I hope you're correct, and that I eventually have reason to be delighted about the "investment in" / "partnership with" FUSE. But I'm not exactly holding my breath. In fact, if ANYTHING even VAGUELY beneficial for MSLP EVER comes out of that, I will very happily buy you a nice bottle of scotch. I admittedly know nothing about the company, but the share price speaks volumes.
Per my post, I thought they said mid-January. I don't understand your recommendation that I check my calendar (which is, btw, the same as YOUR calendar - or at least so I hope). It seems to suggest that they COULDN'T have said mid-January, since it was already past mid-January, and guidance hadn't yet been released. This is not sound logic - it overlooks the possibility that he company could fail to deliver something by the date it said it would. This, too, is not a difficult concept to grasp.

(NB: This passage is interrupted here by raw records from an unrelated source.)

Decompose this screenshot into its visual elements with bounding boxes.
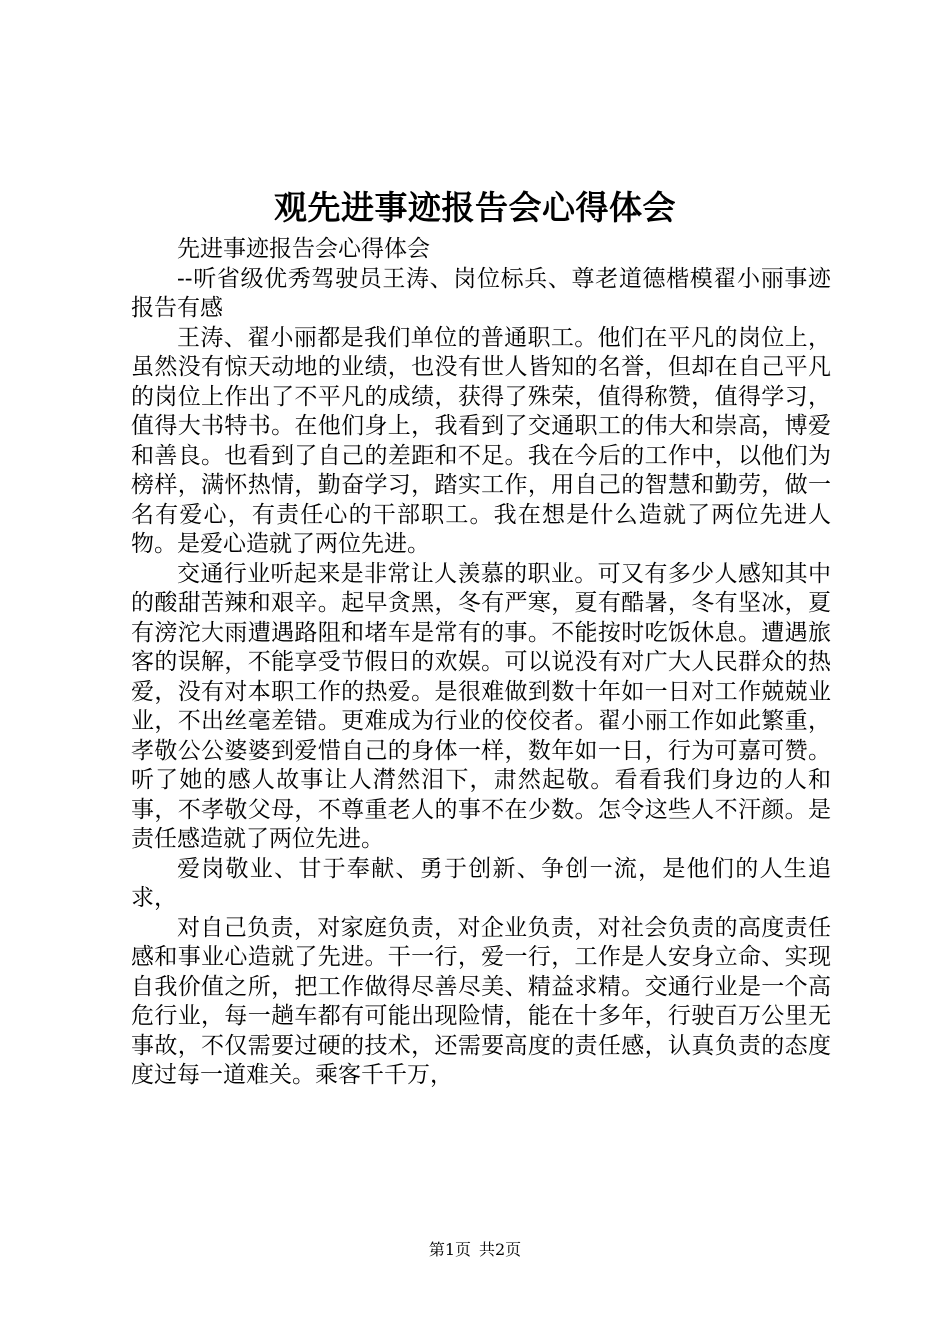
paragraph-2: 交通行业听起来是非常让人羡慕的职业。可又有多少人感知其中的酸甜苦辣和艰辛。起早贪黑，冬有严寒，夏有酷暑，冬有坚冰，夏有滂沱大雨遭遇路阻和堵车是常有的事。不能按时吃饭休息。遭遇旅客的误解，不能享受节假日的欢娱。可以说没有对广大人民群众的热爱，没有对本职工作的热爱。是很难做到数十年如一日对工作兢兢业业，不出丝毫差错。更难成为行业的佼佼者。翟小丽工作如此繁重，孝敬公公婆婆到爱惜自己的身体一样，数年如一日，行为可嘉可赞。听了她的感人故事让人潸然泪下，肃然起敬。看看我们身边的人和事，不孝敬父母，不尊重老人的事不在少数。怎令这些人不汗颜。是责任感造就了两位先进。 xyxy=(131,560,831,852)
paragraph-subtitle: 先进事迹报告会心得体会 xyxy=(177,236,430,262)
paragraph-4: 对自己负责，对家庭负责，对企业负责，对社会负责的高度责任感和事业心造就了先进。干一行，爱一行，工作是人安身立命、实现自我价值之所，把工作做得尽善尽美、精益求精。交通行业是一个高危行业，每一趟车都有可能出现险情，能在十多年，行驶百万公里无事故，不仅需要过硬的技术，还需要高度的责任感，认真负责的态度度过每一道难关。乘客千千万， xyxy=(131,914,831,1088)
page-number: 第1页 xyxy=(428,1240,471,1259)
page-footer xyxy=(0,1239,950,1261)
page-total: 共2页 xyxy=(479,1240,522,1259)
document-title: 观先进事迹报告会心得体会 xyxy=(274,188,676,227)
paragraph-3: 爱岗敬业、甘于奉献、勇于创新、争创一流，是他们的人生追求， xyxy=(131,855,831,911)
paragraph-1: 王涛、翟小丽都是我们单位的普通职工。他们在平凡的岗位上，虽然没有惊天动地的业绩，也没有世人皆知的名誉，但却在自己平凡的岗位上作出了不平凡的成绩，获得了殊荣，值得称赞，值得学习，值得大书特书。在他们身上，我看到了交通职工的伟大和崇高，博爱和善良。也看到了自己的差距和不足。我在今后的工作中，以他们为榜样，满怀热情，勤奋学习，踏实工作，用自己的智慧和勤劳，做一名有爱心，有责任心的干部职工。我在想是什么造就了两位先进人物。是爱心造就了两位先进。 xyxy=(131,324,831,557)
paragraph-subheading: --听省级优秀驾驶员王涛、岗位标兵、尊老道德楷模翟小丽事迹报告有感 xyxy=(131,265,831,321)
document-body xyxy=(131,235,831,1091)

I have reviewed the CC transcript and found that my recollection, while better than yours, was not entirely correct. When pressed for a date, Rpllock said they were shooting for "mid-to-late January".
FS = Fuse? Who cares about that? It's the 2014 financial projections, which they said they'd release in mid-January, that I want to see...
Fitmiss is in the Walgreens down the block from my office. It's on an endcap rather than in the main aisle. Only four containers out, so per my previous post it's hard for me to imagine a ton of volume per store.
Based upon an inspection of the supplement section of the two stores closest to me, it's hard for me to imagine a lot of units being sold at each store - there's only three or four containers of similar products on the shelf.
"shareholders get NOTHING!"
LOL! Shareholders aren't normally paid salaries. Are you perhaps talking about dividends? Go invest in utilities.
What shareholders of high-growth stocks hope to GET is STOCK APPRECIATION!
I looked up the closing price for Dec 31, 2012. It was $4.25.
The stock you're bashing is up 95% YoY.